7. A method for wireless access location, the method comprising:

acquiring a longitude and latitude of the device by reading data signals travelling between base stations and the device when the device is not in a WIFI network;

verifying if the device is within a first plurality of areas centered at any entries of the access table and circled with a first predetermined radius based on the longitude and latitude acquired from signaling;

verifying if the device is within a second plurality of areas centered at any entries of the access table and circled with a second predetermined radius based on the longitude and latitude located from the location module;

locating nearby WIFI hotspots;

determining the longitude and latitude of the device by the location module; and

suppressing the location module;

wherein determination of the longitude and latitude of the device is executed if the device enters the first plurality of areas; and

wherein location of nearby WIFI hotspots is executed if the device enters the second plurality of areas.

8. The method as claimed in claim 7, wherein the access table contains longitudes and latitudes of WIFI hotspots.

9. The method as claimed in claim 7, wherein the determination of the longitude and latitude of the device utilizes Assisted Global Positioning System technology.

10. The method as claimed in claim 7, wherein acquisition of a longitude and latitude of the device utilizes Observed Time Difference of Arrival technology.

11. The method as claimed in claim 8, wherein the method further comprises a step of registering entries to the access table when location of nearby WIFI hotspots locates new hotspots.

12. The method as claimed in claim 9, wherein suppression of the location module is executed if the device leaves the first plurality of areas.

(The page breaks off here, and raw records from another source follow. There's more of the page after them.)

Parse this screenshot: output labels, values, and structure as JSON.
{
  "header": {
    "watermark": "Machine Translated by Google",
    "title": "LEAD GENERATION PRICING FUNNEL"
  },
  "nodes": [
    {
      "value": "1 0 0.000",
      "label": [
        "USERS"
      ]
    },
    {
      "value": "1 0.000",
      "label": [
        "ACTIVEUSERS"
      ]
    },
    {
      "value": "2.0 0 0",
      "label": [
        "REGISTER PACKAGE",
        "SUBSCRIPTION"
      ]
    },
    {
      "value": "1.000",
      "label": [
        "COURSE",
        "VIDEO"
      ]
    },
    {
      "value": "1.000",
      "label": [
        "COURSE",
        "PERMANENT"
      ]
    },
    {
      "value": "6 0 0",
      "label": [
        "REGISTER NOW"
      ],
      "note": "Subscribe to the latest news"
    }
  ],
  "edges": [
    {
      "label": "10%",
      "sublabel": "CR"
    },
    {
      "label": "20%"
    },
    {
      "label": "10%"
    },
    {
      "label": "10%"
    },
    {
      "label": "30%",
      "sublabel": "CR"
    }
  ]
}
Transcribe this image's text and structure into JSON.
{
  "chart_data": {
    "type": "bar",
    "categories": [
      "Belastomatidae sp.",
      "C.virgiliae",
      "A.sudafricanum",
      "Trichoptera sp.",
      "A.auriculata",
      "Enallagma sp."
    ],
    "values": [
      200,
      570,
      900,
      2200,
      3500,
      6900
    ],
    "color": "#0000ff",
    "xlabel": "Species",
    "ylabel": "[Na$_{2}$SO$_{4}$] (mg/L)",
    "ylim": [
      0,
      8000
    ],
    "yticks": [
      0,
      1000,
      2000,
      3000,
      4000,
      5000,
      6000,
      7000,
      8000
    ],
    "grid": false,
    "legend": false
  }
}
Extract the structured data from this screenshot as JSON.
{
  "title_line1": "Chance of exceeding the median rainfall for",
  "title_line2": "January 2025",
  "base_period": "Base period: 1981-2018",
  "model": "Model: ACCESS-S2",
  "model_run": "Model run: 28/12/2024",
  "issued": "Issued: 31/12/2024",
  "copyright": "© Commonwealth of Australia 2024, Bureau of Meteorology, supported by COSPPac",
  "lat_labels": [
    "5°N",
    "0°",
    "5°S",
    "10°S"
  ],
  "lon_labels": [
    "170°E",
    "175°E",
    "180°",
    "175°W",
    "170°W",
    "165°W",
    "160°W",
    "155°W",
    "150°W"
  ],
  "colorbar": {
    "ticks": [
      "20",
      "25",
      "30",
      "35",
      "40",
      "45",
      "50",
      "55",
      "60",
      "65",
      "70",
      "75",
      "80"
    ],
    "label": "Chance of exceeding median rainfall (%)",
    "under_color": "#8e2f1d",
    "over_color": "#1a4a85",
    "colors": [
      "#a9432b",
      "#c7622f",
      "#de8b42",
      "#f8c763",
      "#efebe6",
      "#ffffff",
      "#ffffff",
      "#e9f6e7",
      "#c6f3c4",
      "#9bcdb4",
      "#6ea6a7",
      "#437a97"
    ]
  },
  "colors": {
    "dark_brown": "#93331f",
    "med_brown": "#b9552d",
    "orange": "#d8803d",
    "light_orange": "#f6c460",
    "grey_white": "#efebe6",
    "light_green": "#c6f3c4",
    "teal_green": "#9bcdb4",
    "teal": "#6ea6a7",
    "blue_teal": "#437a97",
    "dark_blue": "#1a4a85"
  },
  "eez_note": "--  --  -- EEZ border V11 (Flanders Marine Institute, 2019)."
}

13. A computer readable storage medium having stored therein an automatic search system, that when executed by a device with network connectivity, a location module, and a memory unit stored an access table, cause the device to:

to acquire a longitude and latitude of the device by reading data signals travelling between base stations and the device when the device is not in a WIFI network;

to verify if the device is within a first plurality of areas centered at any entries of the access table and circled with a first predetermined radius based on the longitude and latitude acquired from signaling;

to verify if the device is within a second plurality of areas centered at any entries of the access table and circled with a second predetermined radius based on the longitude and latitude located from the location module;

to locate nearby WIFI hotspots;

to determine the longitude and latitude of the device by the location module; and

to suppress the location module;

wherein determination of the longitude and latitude of the device is executed if the device enters the first plurality of areas; and

wherein location of nearby WIFI hotspots is executed if the device enters the second plurality of areas.

14. The computer readable storage medium as claimed in claim 13, wherein the access table contains longitudes and latitudes of WIFI hotspots.

15. The computer readable storage medium as claimed in claim 13, wherein determination of the longitude and latitude of the device utilizes Assisted Global Positioning System technology.

16. The computer readable storage medium as claimed in claim 13, wherein acquisition of a longitude and latitude of the device utilizes Observed Time Difference of Arrival technology.

17. The computer readable storage medium as claimed in claim 14, wherein the automatic search system further comprises registration of entries to the access table when location of nearby WIFI hotspots locates new hotspots.

18. The computer readable storage medium as claimed in claim 15, wherein the operation to suppress the location module is executed if the device leaves the first plurality of areas.